Originally conceived as a horror-themed feature film to be shot on 16mm and blown up to 35mm, its projected half-million dollar budget was later reduced to around a few hundred bucks--which, as you might expect, resulted in a considerably less lavish finished product, shot with a Betacam Sp, which made its debut on a Canadian community cable TV station. 

The script involves a cop from the planet Mondora who's been tasked to track down an escaped cyborg creature known as a "Phobe."  The Phobes (short for "Xenophobe") were originally created as super-warriors in an interplanetary war but are now on the loose. 

When one of them steals a spaceship and hightails it to Earth, Sgt. Gregory Dapp (John Rubick) is ordered to bring it back alive.  This he attempts to do with the help of a high school cheerleader named Jennifer (Tina Dumoulin) after she is inadvertently drawn into the whole potentially bloody mess while walking home from school through the woods. 

The less-than-svelte Rubick is supposed to be playing a cool supercop but he looks more like that guy in high school you dread showing up at your house because he eats all your snacks and drinks all your beer.  As a cheerleader, the cute Tina Dumoulin is a bit on the plus side but that just somehow seems to make her even cuter. 

While both are rather lacking in acting skills, if they'd actually been good I would have been severely disappointed.  Besides, the dialogue is so amusingly banal and unsophisticated that their unpolished acting style fits it perfectly.

The Phobe itself is like a shaggy cross between the Terminator and Swamp Thing, the costume being not too bad at all when photographed right.  Sgt. Dapp seems to alternate between actively tracking the beast and being tracked down by it so that the film can emulate various scenes from THE TERMINATOR, PREDATOR, and other similar sci-fi/action films. 

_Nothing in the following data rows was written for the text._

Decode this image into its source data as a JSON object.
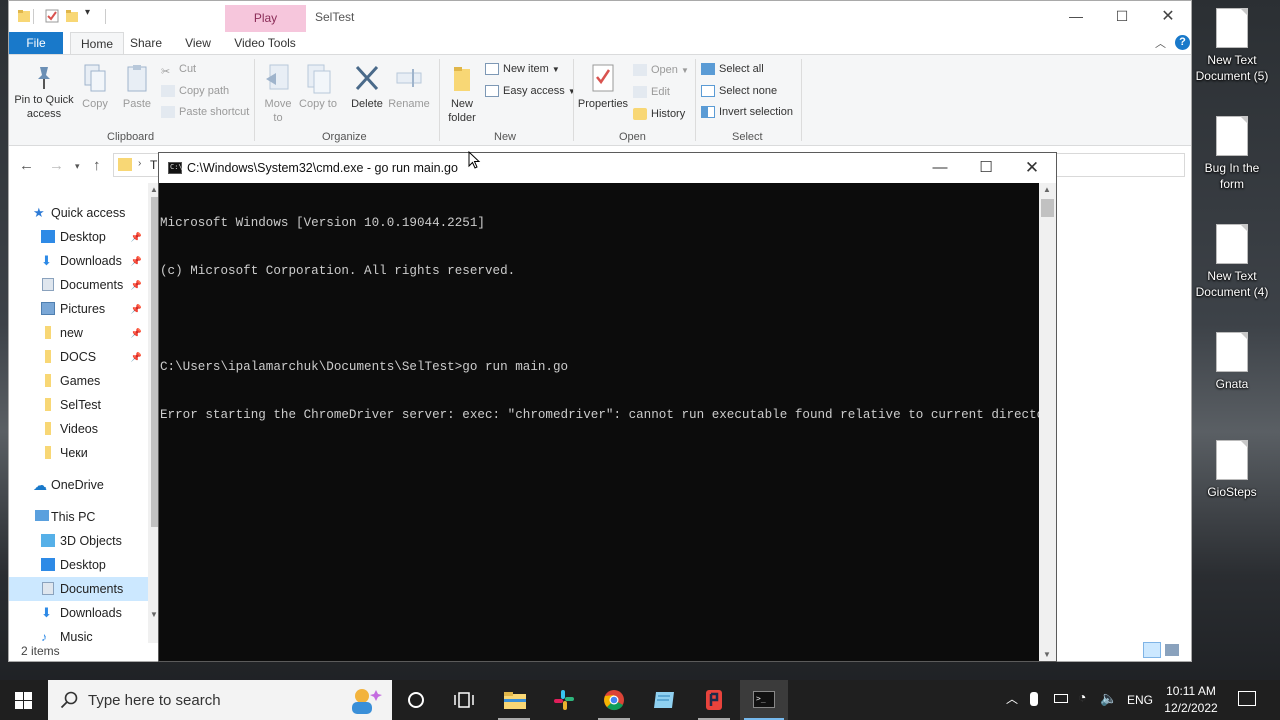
{
  "desktop": {
    "icons": [
      {
        "label": "New Text Document (5)"
      },
      {
        "label": "Bug In the form"
      },
      {
        "label": "New Text Document (4)"
      },
      {
        "label": "Gnata"
      },
      {
        "label": "GioSteps"
      }
    ]
  },
  "explorer": {
    "context_tab": "Play",
    "title": "SelTest",
    "tabs": {
      "file": "File",
      "home": "Home",
      "share": "Share",
      "view": "View",
      "video_tools": "Video Tools"
    },
    "ribbon": {
      "clipboard": {
        "pin": "Pin to Quick access",
        "copy": "Copy",
        "paste": "Paste",
        "cut": "Cut",
        "copy_path": "Copy path",
        "paste_shortcut": "Paste shortcut",
        "group": "Clipboard"
      },
      "organize": {
        "move_to": "Move to",
        "copy_to": "Copy to",
        "delete": "Delete",
        "rename": "Rename",
        "group": "Organize"
      },
      "new": {
        "new_folder": "New folder",
        "new_item": "New item",
        "easy_access": "Easy access",
        "group": "New"
      },
      "open": {
        "properties": "Properties",
        "open": "Open",
        "edit": "Edit",
        "history": "History",
        "group": "Open"
      },
      "select": {
        "select_all": "Select all",
        "select_none": "Select none",
        "invert": "Invert selection",
        "group": "Select"
      }
    },
    "address_partial": "Tl",
    "nav": {
      "quick_access": "Quick access",
      "items": [
        {
          "label": "Desktop",
          "pinned": true
        },
        {
          "label": "Downloads",
          "pinned": true
        },
        {
          "label": "Documents",
          "pinned": true
        },
        {
          "label": "Pictures",
          "pinned": true
        },
        {
          "label": "new",
          "pinned": true
        },
        {
          "label": "DOCS",
          "pinned": true
        },
        {
          "label": "Games",
          "pinned": false
        },
        {
          "label": "SelTest",
          "pinned": false
        },
        {
          "label": "Videos",
          "pinned": false
        },
        {
          "label": "Чеки",
          "pinned": false
        }
      ],
      "onedrive": "OneDrive",
      "this_pc": "This PC",
      "pc_items": [
        {
          "label": "3D Objects"
        },
        {
          "label": "Desktop"
        },
        {
          "label": "Documents",
          "selected": true
        },
        {
          "label": "Downloads"
        },
        {
          "label": "Music"
        }
      ]
    },
    "status": "2 items"
  },
  "cmd": {
    "title": "C:\\Windows\\System32\\cmd.exe - go  run main.go",
    "lines": [
      "Microsoft Windows [Version 10.0.19044.2251]",
      "(c) Microsoft Corporation. All rights reserved.",
      "",
      "C:\\Users\\ipalamarchuk\\Documents\\SelTest>go run main.go",
      "Error starting the ChromeDriver server: exec: \"chromedriver\": cannot run executable found relative to current directory"
    ]
  },
  "taskbar": {
    "search_placeholder": "Type here to search",
    "language": "ENG",
    "time": "10:11 AM",
    "date": "12/2/2022"
  },
  "colors": {
    "accent": "#1979ca",
    "play_tab": "#f6c6dc",
    "console_bg": "#0c0c0c",
    "console_text": "#cccccc",
    "folder": "#f8d775"
  }
}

Naturally, it's pretty much irrelevent in this case to notice things like bad acting, gaping plot holes, inept production values, bad sound, or, in short, bad anything.  These are to be fully expected and, as such, are as normal and natural as whiskers on a kitten. You like kittens, don't you?  Sure you do.

The filmmakers do pull off some nice touches here and there (such as the aforementioned crane shots that pretty much had me agog).  The few outer space/spaceship shots that we see are pretty basic computer graphics but in this context they're quite passable.  A later spaceship landing benefits from some clever forced perspective.  Ray gun FX are well done, and in one fight scene between Dapp and the Phobe we even get a couple of honest-to-goodness lightsabers! 

The DVD from Intervision is in 1.33:1 full frame with Dolby 2.0 sound, remastered and greatly improved from its original form.  No subtitles.  In addition to a pleasant director's commentary plus Benedikty's first feature-length movie, the supernatural adventure BACK IN BLACK, we get a lengthy behind-the-scenes featurette entitled "The Making of PHOBE", a recent cast and crew Q & A which followed the remastered film's first actual theatrical screening, a comparison of FX shots between the original TV broadcast and the new improved version, outtakes, and a rendition of the film's catchy theme music by the group Gribble Hell. 

When talking about camcorder films, the two most basic questions are: (1) does it vaguely resemble an actual movie?, and (2) is it watchable?  With PHOBE: THE XENOPHOBIC EXPERIMENTS, the answer to both questions is a cheerful "yes."  While it didn't exactly blow me away or anything, the fact that it's effortlessly charming and just plain fun to watch in its own amateurish way is enough for me to recommend it.  Unless, of course, you simply insist on being a camcorder-phobe.